HANNIBAL

The Romans insisted that Hannibal should be dismissed by Antiochus, though Scipio declared that this was ungenerous; but they dreaded his never-ceasing enmity; and when he took refuge with the king of Bothnia, they still required that he should be given up or driven a way. On this, Hannibal, worn-out and disappointed, put an end to his own life by poison, saying he would rid the Romans of their fear of an old man.

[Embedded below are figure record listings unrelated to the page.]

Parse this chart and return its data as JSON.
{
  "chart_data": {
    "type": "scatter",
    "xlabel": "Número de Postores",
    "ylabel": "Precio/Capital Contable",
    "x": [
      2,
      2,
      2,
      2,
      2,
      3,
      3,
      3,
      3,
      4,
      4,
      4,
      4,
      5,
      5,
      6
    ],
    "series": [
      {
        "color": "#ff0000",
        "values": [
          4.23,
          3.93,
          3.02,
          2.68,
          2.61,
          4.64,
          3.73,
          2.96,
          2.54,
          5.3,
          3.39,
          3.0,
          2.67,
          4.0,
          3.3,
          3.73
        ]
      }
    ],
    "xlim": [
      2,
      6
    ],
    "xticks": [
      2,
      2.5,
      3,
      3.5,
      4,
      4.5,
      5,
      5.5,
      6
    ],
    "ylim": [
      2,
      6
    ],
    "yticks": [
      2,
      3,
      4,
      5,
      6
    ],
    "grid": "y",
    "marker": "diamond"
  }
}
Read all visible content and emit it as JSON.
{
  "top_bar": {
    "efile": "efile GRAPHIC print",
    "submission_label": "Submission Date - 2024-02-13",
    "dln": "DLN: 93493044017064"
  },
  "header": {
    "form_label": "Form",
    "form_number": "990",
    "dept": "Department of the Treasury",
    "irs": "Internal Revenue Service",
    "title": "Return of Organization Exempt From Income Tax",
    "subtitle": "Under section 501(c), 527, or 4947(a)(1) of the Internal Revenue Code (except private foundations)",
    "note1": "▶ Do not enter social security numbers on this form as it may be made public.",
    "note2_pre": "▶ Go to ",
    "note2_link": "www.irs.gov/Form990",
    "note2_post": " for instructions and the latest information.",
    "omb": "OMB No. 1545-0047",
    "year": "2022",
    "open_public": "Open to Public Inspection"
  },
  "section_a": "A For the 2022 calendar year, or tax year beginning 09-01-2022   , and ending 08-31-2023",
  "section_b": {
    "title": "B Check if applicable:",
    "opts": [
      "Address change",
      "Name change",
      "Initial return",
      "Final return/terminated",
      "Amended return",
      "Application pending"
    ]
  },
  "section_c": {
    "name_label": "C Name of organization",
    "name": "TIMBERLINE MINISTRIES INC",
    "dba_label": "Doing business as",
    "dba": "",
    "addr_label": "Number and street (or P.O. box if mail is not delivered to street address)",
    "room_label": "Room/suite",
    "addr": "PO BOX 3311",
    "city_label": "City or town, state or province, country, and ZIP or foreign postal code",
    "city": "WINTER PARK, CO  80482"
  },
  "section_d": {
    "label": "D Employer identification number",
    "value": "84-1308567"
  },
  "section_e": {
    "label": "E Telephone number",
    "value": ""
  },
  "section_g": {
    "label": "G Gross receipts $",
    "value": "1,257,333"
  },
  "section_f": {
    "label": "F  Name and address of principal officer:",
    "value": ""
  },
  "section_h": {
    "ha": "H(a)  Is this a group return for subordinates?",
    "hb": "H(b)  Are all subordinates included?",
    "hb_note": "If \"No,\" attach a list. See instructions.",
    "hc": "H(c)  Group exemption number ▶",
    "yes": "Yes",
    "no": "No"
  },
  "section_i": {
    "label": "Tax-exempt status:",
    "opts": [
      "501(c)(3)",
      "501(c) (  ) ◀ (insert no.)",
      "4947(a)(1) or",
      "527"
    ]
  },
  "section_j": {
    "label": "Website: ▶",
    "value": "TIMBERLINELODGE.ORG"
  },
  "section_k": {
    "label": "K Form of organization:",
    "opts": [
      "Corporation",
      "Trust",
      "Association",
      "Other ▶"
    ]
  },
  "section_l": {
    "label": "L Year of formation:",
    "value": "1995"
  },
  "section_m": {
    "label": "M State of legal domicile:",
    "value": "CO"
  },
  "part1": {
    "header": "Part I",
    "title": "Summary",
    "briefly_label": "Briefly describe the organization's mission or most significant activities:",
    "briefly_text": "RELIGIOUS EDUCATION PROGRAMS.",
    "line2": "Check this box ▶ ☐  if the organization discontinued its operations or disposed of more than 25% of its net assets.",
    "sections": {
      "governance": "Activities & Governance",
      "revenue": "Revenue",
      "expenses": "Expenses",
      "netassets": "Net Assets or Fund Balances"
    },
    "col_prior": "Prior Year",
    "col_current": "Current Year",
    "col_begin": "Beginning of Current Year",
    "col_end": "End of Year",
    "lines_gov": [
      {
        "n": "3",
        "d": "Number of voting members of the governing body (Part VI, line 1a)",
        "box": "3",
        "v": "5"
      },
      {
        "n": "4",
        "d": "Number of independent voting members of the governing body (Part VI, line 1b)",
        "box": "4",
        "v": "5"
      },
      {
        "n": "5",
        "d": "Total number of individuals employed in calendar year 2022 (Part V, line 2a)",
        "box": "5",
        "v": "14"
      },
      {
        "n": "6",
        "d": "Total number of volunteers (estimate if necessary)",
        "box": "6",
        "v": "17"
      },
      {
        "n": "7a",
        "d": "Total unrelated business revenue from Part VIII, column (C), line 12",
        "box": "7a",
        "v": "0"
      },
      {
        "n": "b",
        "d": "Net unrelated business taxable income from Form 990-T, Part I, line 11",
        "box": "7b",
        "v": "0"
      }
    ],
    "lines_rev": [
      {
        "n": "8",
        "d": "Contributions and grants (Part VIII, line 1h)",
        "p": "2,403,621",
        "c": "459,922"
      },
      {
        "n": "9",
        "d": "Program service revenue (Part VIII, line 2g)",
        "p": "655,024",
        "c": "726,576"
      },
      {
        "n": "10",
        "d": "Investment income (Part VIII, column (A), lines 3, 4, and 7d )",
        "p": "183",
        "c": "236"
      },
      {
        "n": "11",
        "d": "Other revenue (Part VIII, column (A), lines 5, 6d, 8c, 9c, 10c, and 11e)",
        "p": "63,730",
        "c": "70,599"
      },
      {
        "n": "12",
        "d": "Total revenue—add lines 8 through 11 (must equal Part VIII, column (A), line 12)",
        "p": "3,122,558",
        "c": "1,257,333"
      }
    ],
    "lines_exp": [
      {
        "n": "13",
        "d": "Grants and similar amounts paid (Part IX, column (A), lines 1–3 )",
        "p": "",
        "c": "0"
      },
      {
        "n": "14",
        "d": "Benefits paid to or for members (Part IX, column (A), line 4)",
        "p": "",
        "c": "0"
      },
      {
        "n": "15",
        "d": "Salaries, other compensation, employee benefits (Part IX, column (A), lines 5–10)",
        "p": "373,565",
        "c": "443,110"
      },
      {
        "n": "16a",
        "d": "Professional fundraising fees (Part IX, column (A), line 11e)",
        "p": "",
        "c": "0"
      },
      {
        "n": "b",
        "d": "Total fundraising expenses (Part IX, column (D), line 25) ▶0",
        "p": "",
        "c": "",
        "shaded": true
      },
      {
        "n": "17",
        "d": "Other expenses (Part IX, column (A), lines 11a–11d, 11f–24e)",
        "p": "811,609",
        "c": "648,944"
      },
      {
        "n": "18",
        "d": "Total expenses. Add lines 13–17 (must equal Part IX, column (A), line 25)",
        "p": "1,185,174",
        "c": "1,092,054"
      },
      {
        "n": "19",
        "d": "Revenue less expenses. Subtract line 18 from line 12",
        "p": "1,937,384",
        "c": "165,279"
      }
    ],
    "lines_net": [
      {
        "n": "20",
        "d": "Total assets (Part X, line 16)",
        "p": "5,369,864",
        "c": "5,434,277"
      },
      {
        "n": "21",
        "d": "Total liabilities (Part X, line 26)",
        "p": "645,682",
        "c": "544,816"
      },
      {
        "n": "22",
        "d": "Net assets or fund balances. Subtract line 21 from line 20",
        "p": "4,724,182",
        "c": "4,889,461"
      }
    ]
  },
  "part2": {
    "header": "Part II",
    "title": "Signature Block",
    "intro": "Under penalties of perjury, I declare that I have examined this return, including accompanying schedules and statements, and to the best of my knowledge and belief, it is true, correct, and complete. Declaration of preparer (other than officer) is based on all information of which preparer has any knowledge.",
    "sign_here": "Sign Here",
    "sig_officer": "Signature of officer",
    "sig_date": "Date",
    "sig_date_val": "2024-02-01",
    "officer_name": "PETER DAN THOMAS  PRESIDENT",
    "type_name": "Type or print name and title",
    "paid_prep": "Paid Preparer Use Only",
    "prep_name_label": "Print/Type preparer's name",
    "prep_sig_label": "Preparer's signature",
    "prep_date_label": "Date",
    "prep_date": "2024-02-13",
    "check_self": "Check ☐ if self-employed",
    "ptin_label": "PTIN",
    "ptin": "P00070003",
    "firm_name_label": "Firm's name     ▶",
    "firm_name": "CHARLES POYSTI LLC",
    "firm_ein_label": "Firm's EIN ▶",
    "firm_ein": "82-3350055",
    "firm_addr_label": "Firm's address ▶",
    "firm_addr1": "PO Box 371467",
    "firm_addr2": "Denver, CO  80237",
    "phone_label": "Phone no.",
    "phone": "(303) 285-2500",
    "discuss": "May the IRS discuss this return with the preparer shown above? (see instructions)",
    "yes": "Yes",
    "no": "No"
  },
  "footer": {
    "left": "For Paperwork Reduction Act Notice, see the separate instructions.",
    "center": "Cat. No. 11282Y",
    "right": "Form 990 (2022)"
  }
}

The provinces taken from Antiochus were given to Eumenes, king of Pergamus, who was to reign over them as tributary to the Romans. Lucius Scipio received the surname of Asiaticus, and the two brothers returned to Rome; but they had been too generous and merciful to the conquered to suit the grasping spirit that had begun to prevail at Rome, and directly after his triumph Lucius was accused of having taken to himself an undue share of the spoil. His brother was too indignant at the shameful accusation to think of letting him justify himself, but tore up his accounts in the face of the people. The tribune, Nævius, thereupon spitefully called upon him to give an account of the spoil of Carthage taken twenty years before. The only reply he gave was to exclaim, "This is the day of the victory of Zama. Let us give thanks to the gods for it;" and he led all that was noble and good in Rome with him to the temple of Jupiter and offered the anniversary sacrifice. No one durst say another word against him or his brother; but he did not choose to remain among the citizens who had thus insulted him, but went away to his estate at Liternum, and when he died, desired to be buried there, saying that he would not even leave his bones to his ungrateful country. The Cornelian family was the only one among the higher Romans who buried instead of burning their dead. He left no son, only a daughter, who was married to Tiberius Sempronius Gracchus, a brave officer who was among those who were sent to finish reducing Spain. It was a long, terrible war, fought city by city, inch by inch; but Gracchus is said to have taken no less than three hundred fortresses. But he was a milder conqueror than some of the Romans, and tried to tame and civilize the wild races instead of treating them with the terrible severity shown by Marcus Porcius Cato, the sternest of all old Romans. However, by the year 178 Spain had been reduced to obedience, and the cities and the coast were in good order, though the mountains harbored fierce tribes always ready for revolt.

Gracchus died early, and Cornelia, his widow, devoted herself to the cause of his three children, refusing to be married again, which was very uncommon in a Roman lady. When a lady asked her to show her her ornaments, she called her two boys, Tiberius and Caius, and their sister Sempronia, and said, "These are my jewels;" and when she was complimented on being the daughter of Africanus, she said that the honor she should care more for was the being called "the mother of the Gracchi."

It was not, however, one of her sons that was chosen to carry on their grandfather's name and the sacrifices of the Cornelian family. Probably Caius was not born when Scipio died, for his choice had been the second son of his sister and of Lucius Æmilius Paulus (son of him who died at Cannæ.) This child being adopted by his uncle, was called Publius Cornelius Scipio Æmilianus, and when he grew up was to marry his cousin Sempronia.